And so the death watch for the Oakland A's goes on for another year, torturously extended by a dispute rooted in "provincial pride" over eight baseball games.

Washington unwittingly contributed to the situation and stands a chance - slim though it might be - of benefiting from it in the form of another baseball team.

It is common knowledge that the Oakland A's of the American League and the San Franciso Giants of the National League have cut deeply into each other's income, causing each millions of dollars in losses over the last few years.

The Bay Area simply wasn't big enough for both to survive, everyone agreed. In December, A's owner Charles O. Finley got a $12.5 million offer for the culb from Denver oilman Marvin Davis who wanted to bring them to Mile High Stadium.

Finley, whose departure as an owner would be greeted with joy in most baseball circles, was responsible for getting the A's out of the last 10 years of their contract with the cityowned Oakland Coliseum.

Oakland officials were not happy about the prospect of losing baseball, but eventually began negotiations to break the lease. To help salve the wounds. Giant co-owner Bob Lurie offered to have his club play some games in Oakland.

In order for the Giants to do this,they had to renegotiate their contract with the city's Candlestick Park - a move that required political blessings. Baseball's brass eagerly offered their assistance to both cities and clubs. Politics made strange bedfellows out of Commissioner Bowie Kuhn and his long-time nemesis, Finley.

While the talks were proceeding on the West Coast, a New York stockbroker, Emil Bernard, announced plans to move the Giants to Washington for the 1978 season.

Bernard's scheme was to buy out Lurie's copartner, Bud Herseth, and implement a legal agreement between the two partners that would make Bernard and friends the owners of the Giants. He went so far as to negotiate with the D.C. government for a stadium contract. (The agreement was held up by D.C. Coporation Counsel John Risher and Herseth withdrew his offer.)

Lurie said last week that the Bernard affair "had to be in Oakland's mind" and blames it for one of the breakdowns in talks.

"Time ran out on us," American League President Lee MacPhail said on Friday about the Giants rescinding their offer to play games in Oakland "This thing is down the drain for '78 unless there are some drastic changes in the next few days."

"Unless there is some surprising up turn in attenuance this year could be a disaster for Mr Finley," MacPhail continued.

The deal fell through when San Francisco Mayor George Moscone refused to acquiesce to Oakland demands that the Giants play 50 percent of their home games in Oakland and adopt a name that reflected both cities.

San Francisco had indicated - but not formally agreed - that 30 Giant games in Oakland would be an acceptable number. The A's had averaged 76 home dates during the last several years, MacPhail said, so Oakland wanted 38 games. The deadlock over the eight games couldn't be broken.

"Oakland wants a full baseball team, half a baseball team or no baseball team," said Lurie after retracting the Giants' offer to Oakland.
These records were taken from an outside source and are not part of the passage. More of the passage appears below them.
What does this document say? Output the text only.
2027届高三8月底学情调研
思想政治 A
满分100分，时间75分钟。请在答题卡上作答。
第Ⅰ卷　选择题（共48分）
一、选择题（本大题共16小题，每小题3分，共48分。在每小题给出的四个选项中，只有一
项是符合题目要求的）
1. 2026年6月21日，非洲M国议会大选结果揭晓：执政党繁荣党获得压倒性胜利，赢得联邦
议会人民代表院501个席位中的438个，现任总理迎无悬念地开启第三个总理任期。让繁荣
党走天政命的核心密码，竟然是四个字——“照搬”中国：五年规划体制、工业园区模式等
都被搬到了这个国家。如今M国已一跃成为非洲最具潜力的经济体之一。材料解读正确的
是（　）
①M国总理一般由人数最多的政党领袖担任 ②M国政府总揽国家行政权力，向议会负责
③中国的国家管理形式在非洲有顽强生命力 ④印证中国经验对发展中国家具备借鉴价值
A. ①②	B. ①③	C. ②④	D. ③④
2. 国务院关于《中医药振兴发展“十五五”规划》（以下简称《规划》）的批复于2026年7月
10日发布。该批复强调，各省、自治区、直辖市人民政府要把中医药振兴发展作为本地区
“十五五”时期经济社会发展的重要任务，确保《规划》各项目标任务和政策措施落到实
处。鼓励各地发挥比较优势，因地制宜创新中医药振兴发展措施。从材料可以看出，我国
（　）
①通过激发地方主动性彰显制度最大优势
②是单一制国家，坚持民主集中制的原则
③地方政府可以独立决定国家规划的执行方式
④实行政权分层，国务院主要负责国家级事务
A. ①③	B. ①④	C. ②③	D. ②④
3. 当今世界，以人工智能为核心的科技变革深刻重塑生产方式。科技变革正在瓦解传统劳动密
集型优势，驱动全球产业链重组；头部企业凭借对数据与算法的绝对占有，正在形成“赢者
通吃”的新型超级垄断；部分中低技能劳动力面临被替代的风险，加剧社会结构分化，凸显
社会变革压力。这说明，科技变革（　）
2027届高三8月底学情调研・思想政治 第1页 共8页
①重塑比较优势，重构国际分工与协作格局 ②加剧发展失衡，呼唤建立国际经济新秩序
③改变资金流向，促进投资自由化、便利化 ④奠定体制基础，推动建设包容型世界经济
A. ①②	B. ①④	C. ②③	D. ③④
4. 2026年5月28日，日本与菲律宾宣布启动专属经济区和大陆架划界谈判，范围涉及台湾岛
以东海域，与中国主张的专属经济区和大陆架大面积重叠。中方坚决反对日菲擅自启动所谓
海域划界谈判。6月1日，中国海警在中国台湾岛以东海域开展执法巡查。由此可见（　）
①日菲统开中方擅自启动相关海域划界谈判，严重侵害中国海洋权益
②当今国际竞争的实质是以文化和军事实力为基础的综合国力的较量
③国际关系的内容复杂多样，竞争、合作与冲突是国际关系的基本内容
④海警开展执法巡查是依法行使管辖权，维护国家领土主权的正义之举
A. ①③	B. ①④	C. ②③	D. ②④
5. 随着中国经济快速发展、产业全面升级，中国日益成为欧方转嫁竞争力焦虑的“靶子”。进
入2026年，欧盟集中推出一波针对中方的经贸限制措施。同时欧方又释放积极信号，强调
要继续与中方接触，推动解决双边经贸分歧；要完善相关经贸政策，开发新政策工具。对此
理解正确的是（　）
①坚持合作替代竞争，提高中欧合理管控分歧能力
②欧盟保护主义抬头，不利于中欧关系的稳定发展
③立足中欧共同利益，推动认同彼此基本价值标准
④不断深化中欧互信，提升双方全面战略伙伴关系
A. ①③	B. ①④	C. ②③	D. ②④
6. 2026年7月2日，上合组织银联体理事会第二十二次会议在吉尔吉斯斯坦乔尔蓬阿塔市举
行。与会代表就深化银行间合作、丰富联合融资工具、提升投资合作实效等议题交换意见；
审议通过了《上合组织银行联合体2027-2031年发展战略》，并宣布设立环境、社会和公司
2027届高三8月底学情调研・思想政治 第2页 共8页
Robert Nahas, president of the Oakland Coliseum, said. "If the people here can't feel that they have their own team, then they'd rather not have a team at all.

Denver is ripe for plucking and the AL would very much like to take it via the A's. Some members of the NL think their 'eague should go after Denver now rather than lose a potentially lucrative franchise site to the AL as was the case with Toronto.

Barring a move of an NL team to Denver, which is not likely, expansion is the only way the league could pick up Denver. The NL has consistently refused to expand from 12 to 14 teams as the AL did two years ago.

"I think expansion will be the next step," Lurie said. "I think it will come. Maybe not in the next few years. But I feel it will come and Washington would be included."

NL president Charles (Chub) Feeney said on Friday. "Expansion hasn't been discussed in our league for quite some time. I'd hate to speculate on what might happen. But I do think Denver is going to be a good city for baseball."